Материальное благополучие позволяло Георгу время от времени вспоминать о таблице предков, на которой в холодном пафосе запечатлелся неписанный завет прапрадеда — уподобиться неутомимым кораллам, живущим для далеких, будущих поколений. Однако этот космический идеализм казался ему чересчур провинциальным, и Георг относился к нему не без иронии. Фанатичный энтузиазм бабушки по настоящему успел захватить его только в юные годы, когда ребяческая романтика властно звала к необыкновенному. Надо на чем-нибудь остановиться — на том ли, чтобы тайно бежать в Южную Америку, на том ли, чтобы устроить экспедицию против африканских львов и заодно найти древнюю Атлантиду или, наконец, отвести в сторону течение Гольфстрема.

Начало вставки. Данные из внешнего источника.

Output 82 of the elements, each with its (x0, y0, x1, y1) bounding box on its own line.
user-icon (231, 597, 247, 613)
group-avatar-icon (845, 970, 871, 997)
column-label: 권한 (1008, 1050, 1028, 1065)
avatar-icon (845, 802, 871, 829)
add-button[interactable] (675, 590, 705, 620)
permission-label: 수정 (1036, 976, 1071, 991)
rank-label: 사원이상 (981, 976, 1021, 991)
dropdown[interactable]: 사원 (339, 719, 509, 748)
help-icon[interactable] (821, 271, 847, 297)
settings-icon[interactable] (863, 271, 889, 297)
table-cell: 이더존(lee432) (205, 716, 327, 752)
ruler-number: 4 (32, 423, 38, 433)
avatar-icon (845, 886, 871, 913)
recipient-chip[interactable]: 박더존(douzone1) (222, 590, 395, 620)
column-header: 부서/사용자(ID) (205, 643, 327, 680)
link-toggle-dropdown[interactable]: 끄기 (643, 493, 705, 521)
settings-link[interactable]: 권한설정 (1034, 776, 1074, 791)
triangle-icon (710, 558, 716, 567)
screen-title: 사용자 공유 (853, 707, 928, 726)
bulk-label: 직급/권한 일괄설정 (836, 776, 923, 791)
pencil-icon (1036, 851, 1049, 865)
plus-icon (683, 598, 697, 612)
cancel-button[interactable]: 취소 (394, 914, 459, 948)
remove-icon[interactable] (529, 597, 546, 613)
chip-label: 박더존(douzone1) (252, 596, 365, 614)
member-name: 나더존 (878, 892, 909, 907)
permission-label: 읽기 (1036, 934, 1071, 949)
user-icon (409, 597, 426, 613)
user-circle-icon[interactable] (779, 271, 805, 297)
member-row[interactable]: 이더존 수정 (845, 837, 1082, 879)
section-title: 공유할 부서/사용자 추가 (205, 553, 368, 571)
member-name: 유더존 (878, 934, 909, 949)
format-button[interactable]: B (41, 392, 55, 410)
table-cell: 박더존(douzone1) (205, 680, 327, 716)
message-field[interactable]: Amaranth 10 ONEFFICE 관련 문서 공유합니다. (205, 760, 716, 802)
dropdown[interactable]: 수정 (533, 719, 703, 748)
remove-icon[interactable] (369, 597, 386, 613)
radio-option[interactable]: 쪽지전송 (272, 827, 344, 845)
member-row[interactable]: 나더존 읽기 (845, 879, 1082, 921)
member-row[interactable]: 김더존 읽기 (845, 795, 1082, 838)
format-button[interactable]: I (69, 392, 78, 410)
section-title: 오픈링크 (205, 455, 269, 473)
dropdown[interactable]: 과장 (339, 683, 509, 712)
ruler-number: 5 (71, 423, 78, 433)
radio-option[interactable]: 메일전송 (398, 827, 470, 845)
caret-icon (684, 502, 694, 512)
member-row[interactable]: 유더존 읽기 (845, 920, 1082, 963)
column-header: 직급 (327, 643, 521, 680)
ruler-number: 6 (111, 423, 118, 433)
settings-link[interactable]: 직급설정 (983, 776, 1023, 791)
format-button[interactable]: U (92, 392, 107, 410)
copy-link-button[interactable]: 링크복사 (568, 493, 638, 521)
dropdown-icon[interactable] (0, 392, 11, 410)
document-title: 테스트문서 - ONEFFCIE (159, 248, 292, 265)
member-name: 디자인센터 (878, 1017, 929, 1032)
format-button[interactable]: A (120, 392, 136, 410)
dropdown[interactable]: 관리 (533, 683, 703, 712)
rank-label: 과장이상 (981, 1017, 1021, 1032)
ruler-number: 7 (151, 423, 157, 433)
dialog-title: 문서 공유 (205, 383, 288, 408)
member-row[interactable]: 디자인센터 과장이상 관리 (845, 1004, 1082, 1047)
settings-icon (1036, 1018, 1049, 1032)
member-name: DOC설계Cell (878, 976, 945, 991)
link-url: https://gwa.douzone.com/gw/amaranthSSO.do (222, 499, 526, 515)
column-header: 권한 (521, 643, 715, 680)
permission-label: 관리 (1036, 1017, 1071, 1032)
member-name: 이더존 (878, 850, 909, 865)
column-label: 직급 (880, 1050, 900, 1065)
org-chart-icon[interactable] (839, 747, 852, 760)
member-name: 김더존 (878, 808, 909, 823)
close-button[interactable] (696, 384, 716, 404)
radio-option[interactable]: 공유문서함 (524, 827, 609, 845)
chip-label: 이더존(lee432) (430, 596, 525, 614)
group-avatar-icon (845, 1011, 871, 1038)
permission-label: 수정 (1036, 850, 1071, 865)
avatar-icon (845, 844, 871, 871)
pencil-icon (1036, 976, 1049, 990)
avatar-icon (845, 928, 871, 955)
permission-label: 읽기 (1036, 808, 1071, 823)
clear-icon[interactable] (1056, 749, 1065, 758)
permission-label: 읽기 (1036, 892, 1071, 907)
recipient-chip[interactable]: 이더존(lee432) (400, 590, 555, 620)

Юный мечтатель после недолгого раздумья остановился на Гольфстреме, тем более что это предприятие издавна окружалось сладкой тайной, в которую были посвящены всего три человека: бабушка, капитан Свен Голым и он, Георг. Участие капитана, старого морехода, придавало всему делу реальную вероятность. А обилие географических карт, чертежей и таблиц, заполнявших шкафы, полки и стены детской комнаты, осязательно приближало заповедные сроки.

Но сновидения юных лет быстро прошли. Чертежи и карты были спрятаны в особый шкаф, большой и мрачный, который никогда не открывался, хотя и продолжал вызывать к себе трепетное уважение, как фамильная традиция, приятно украшавшая жизнь. Эта двойственность — уважение и равнодушие — впоследствии закрепилась окончательно. Так мы относимся к дорогам покойникам.